Treasuries were mixed in late afternoon trading with the longer-dated securities outperforming the short maturities. Observers of the bond market believe today's turnaround in the

yield curve, which has gotten steeper since the beginning of the year, reflects the belief the

Federal Reserve has completed the bulk of its interest rate cuts.

Lately, the two-year note, a short-term security that reacts most dramatically to expectations of monetary easing, lost 1/32 to 99 11/32, moving the yield up to 4.355%. Yields and prices move in opposite directions. On the longer end of the market, the 10-year benchmark note was flat at 96 31/32, yielding 5.401%, while the 30-year bond, otherwise known as the long bond, gained 1/32 to 94 15/32, lowering the yield to 5.764%.

"We've had a pretty dramatic turnaround with regard to the curve. The long end is starting to improve, and the short end has given ground," said Hamilton Davis, director of government bond trading at

First Union Securities

. "The Fed's latest easing kind of derailed the flattening trend, but then it reasserted itself yesterday and again today. But remember you're talking about a mini-trend."

The yield curve, which charts the difference in yield between two separate Treasuries, such as the two-year note and the 10-year benchmark note, has been getting steeper as the shorter-term maturities outperform the long-dated securities. The classic view is that when yield curves flatten, the bond market is expecting a recession. When the yield curve becomes steeper, the bonds are indicating that a recovery for the economy is on the way.

TheStreet.com

recently

examined what a steeper yield curve says about the outlook for the economy.

Jim Bianco, president at

Bianco Research

, believes that today's stronger performance in the long end of the market suggests investors believe the Fed may be done with its easing, and may even consider raising rates early next year.

Longer-term maturities have been selling off amid

concerns about inflation, which have been stoked by the Fed's aggressive rate cuts.
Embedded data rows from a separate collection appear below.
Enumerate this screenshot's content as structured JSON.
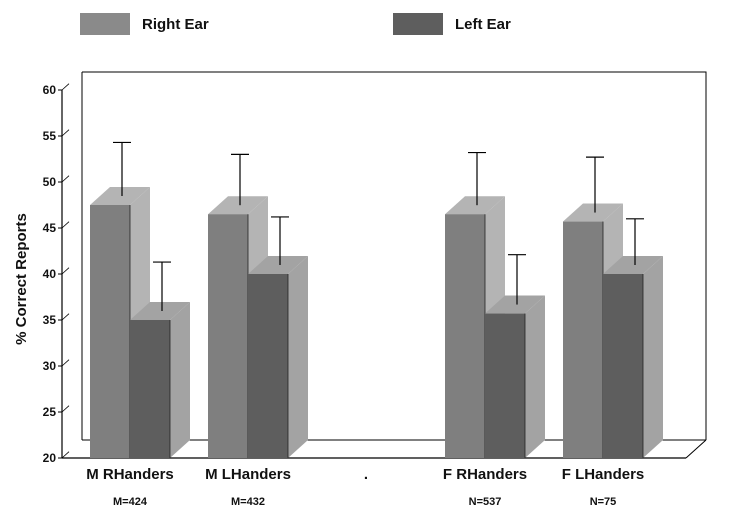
{
  "legend": {
    "right_label": "Right Ear",
    "left_label": "Left Ear"
  },
  "colors": {
    "right_front": "#7f7f7f",
    "right_side": "#b4b4b4",
    "left_front": "#5e5e5e",
    "left_side": "#a3a3a3",
    "wall": "#ffffff",
    "axis": "#000000"
  },
  "chart_data": {
    "type": "bar",
    "ylabel": "% Correct Reports",
    "ylim": [
      20,
      60
    ],
    "yticks": [
      20,
      25,
      30,
      35,
      40,
      45,
      50,
      55,
      60
    ],
    "grid": false,
    "legend_position": "top",
    "categories": [
      "M RHanders",
      "M LHanders",
      ".",
      "F RHanders",
      "F LHanders"
    ],
    "sample_sizes": [
      "M=424",
      "M=432",
      "",
      "N=537",
      "N=75"
    ],
    "series": [
      {
        "name": "Right Ear",
        "values": [
          47.5,
          46.5,
          null,
          46.5,
          45.7
        ],
        "error_top": [
          54.3,
          53.0,
          null,
          53.2,
          52.7
        ]
      },
      {
        "name": "Left Ear",
        "values": [
          35.0,
          40.0,
          null,
          35.7,
          40.0
        ],
        "error_top": [
          41.3,
          46.2,
          null,
          42.1,
          46.0
        ]
      }
    ]
  }
}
The Fed has so far cut interest rates by 250 basis points since Jan. 3. The June

fed funds futures are pricing in a 46% chance of a 25-basis point cut at the Fed's two day meeting in June.

Next week's list of economic data could help firm expectations for the Fed's next move. On Friday, the preliminary

gross domestic product figures for the first quarter will be released. The

durable goods orders, a measure of the value of orders received by manufacturers for durables like motor vehicles and appliances, will also be watched as the latest hint of the health of the manufacturing sector. And the

consumer sentiment index for this month, released by the University of Michigan on Friday, will provide more clues about the state of spending and the possibility of higher prices in the U.S.